The IRS released guidance (Notice 2011-28) in question-and-answer format on the new requirement that employers include the “aggregate reportable cost” of employer-sponsored group health insurance on Form W-2, Wage and Tax Statement.
The requirement was added for tax years beginning after 2010 by the Patient Protection and Affordable Care Act (PL 111-148) under IRC § 6051(a)(14). It is intended to provide employees with “useful and comparable consumer information” on the cost of their health care coverage, with no resulting effect on its tax treatment. In October 2010, with Notice 2010-69, the IRS made the provision optional for calendar 2011. In other words, employers may report the cost for 2011 but are not required to do so until they issue W-2s in January 2013 for calendar 2012.
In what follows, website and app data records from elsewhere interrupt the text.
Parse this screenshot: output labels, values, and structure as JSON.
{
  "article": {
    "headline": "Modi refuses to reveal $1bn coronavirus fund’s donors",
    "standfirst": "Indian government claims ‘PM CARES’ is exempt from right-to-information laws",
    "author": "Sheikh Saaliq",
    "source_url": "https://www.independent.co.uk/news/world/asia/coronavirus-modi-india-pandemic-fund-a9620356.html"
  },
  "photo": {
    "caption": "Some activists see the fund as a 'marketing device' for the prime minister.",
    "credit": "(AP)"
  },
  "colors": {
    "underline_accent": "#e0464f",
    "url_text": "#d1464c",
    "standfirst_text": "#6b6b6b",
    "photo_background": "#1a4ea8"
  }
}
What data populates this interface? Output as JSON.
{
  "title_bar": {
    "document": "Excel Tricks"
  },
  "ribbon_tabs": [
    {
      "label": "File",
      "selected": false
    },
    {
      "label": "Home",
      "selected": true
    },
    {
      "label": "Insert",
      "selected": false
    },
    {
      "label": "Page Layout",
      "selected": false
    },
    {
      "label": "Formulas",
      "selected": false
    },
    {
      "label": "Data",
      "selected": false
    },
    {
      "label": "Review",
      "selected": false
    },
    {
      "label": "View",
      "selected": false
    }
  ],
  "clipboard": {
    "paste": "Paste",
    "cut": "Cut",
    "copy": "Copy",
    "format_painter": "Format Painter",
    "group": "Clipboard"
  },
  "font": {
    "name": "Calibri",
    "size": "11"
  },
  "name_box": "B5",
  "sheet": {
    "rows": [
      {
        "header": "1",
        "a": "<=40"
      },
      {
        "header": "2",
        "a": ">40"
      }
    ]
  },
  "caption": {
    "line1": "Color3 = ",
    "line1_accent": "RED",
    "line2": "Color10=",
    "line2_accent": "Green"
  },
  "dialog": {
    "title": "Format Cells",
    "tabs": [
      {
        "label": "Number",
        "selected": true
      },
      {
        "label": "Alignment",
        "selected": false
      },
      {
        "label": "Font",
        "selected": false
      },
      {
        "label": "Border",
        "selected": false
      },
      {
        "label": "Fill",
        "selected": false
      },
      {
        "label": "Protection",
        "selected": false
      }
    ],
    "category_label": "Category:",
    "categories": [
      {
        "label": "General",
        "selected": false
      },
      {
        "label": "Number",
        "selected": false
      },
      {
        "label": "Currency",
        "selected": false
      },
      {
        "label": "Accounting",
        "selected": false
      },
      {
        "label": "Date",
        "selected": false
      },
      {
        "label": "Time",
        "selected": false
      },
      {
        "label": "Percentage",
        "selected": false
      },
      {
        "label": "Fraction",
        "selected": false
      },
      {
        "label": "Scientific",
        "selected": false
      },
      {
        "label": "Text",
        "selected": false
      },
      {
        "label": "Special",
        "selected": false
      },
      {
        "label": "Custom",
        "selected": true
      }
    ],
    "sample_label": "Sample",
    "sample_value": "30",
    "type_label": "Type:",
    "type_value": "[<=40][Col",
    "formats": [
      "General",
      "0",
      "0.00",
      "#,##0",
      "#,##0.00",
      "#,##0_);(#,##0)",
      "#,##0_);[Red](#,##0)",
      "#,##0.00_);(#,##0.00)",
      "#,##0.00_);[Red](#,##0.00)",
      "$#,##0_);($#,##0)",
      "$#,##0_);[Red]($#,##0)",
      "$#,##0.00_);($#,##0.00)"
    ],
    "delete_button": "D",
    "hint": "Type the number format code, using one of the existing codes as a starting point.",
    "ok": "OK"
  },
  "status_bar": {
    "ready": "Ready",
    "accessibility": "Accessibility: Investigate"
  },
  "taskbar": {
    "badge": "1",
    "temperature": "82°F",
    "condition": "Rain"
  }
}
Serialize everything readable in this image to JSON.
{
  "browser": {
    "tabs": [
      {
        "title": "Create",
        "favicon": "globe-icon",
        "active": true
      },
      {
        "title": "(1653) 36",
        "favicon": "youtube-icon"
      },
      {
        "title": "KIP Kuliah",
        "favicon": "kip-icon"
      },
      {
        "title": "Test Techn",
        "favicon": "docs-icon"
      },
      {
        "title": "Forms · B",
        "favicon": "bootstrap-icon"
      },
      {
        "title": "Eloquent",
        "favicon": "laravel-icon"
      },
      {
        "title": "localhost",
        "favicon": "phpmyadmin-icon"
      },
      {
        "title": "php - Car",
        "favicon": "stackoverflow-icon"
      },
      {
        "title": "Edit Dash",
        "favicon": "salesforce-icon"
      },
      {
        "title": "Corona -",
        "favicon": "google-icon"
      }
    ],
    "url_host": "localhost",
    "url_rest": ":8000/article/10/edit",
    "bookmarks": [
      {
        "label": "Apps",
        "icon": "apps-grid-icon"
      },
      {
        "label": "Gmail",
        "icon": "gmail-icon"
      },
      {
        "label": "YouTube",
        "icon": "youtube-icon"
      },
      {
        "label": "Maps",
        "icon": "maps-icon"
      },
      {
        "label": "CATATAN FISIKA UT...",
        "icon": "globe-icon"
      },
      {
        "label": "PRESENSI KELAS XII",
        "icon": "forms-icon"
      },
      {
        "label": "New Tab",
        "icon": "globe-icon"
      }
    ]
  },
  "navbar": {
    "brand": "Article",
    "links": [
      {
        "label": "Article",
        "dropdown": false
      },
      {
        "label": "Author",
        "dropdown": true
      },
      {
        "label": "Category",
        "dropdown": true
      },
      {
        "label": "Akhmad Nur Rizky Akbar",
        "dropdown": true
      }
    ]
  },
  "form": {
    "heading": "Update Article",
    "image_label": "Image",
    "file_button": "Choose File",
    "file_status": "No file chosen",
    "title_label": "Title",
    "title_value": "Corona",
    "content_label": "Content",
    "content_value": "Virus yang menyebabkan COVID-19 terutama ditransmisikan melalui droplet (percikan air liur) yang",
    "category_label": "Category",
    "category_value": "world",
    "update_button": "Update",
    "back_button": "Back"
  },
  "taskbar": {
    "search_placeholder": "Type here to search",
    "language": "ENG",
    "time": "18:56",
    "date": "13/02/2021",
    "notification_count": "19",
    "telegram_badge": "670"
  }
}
Interim guidance in Notice 2011-28 released in late March includes additional transition relief for certain employers and types of health coverage. Notably, employers are not required to report costs for any calendar year if they were required to file fewer than 250 Forms W-2 for the preceding calendar year. For example, employers that issue fewer than 250 Forms W-2 in January 2012 for 2011 will not be required to report costs on any W-2s they issue in January 2013 for 2012 (Q&A 3 of the notice).
Other points covered by the guidance include:
All employers that provide applicable employer-sponsored coverage under a group health plan are generally subject to the requirement, including federal, state and local governments, churches and other tax-exempt employers. However, reporting is not required by federally recognized Indian tribal governments or for coverage provided by federal or state governments (or their political subdivisions or agencies or instrumentalities) under a plan maintained primarily for members of the military or their families (Q&A’s 3 and 22).
The amount is reported in Box 12 of the form, using the code “DD” (Q&A 5).
The aggregate reportable cost includes portions paid by both the employer and the employee. Generally, it is for coverage that is excludable from the employee’s gross income. However, it includes costs includible in the employee’s gross income because they are for coverage of persons other than the employee, employee’s spouse, dependents and adult children under age 27 (Q&A’s 12–15).
For employees who terminate employment during a calendar year, employers may either include or exclude the cost of post-employment continuation coverage during the year, as long as the method used for such employees is reasonable and consistent (Q&A 6).
The aggregate reportable cost of care does not include cost of coverage under a free-standing dental plan or vision plan that is not integrated intoa group plan covering other health care. It also does not include contributions to Archer MSAs, health savings accounts or health reimbursement accounts. It does not include salary reduction amounts elected under a health flexible spending arrangement (FSA). However, it does include employer matching amounts in a health FSA (Q&A’s 16–20).
The cost of coverage under a multiemployer plan is not reported, nor is coverage under a self-insured group plan that is not subject to any federal continuation coverage requirements (Q&A’s 17 and 21).
The guidance also provides further details on types of coverage subject to reporting and prescribes methods of calculating the cost of coverage.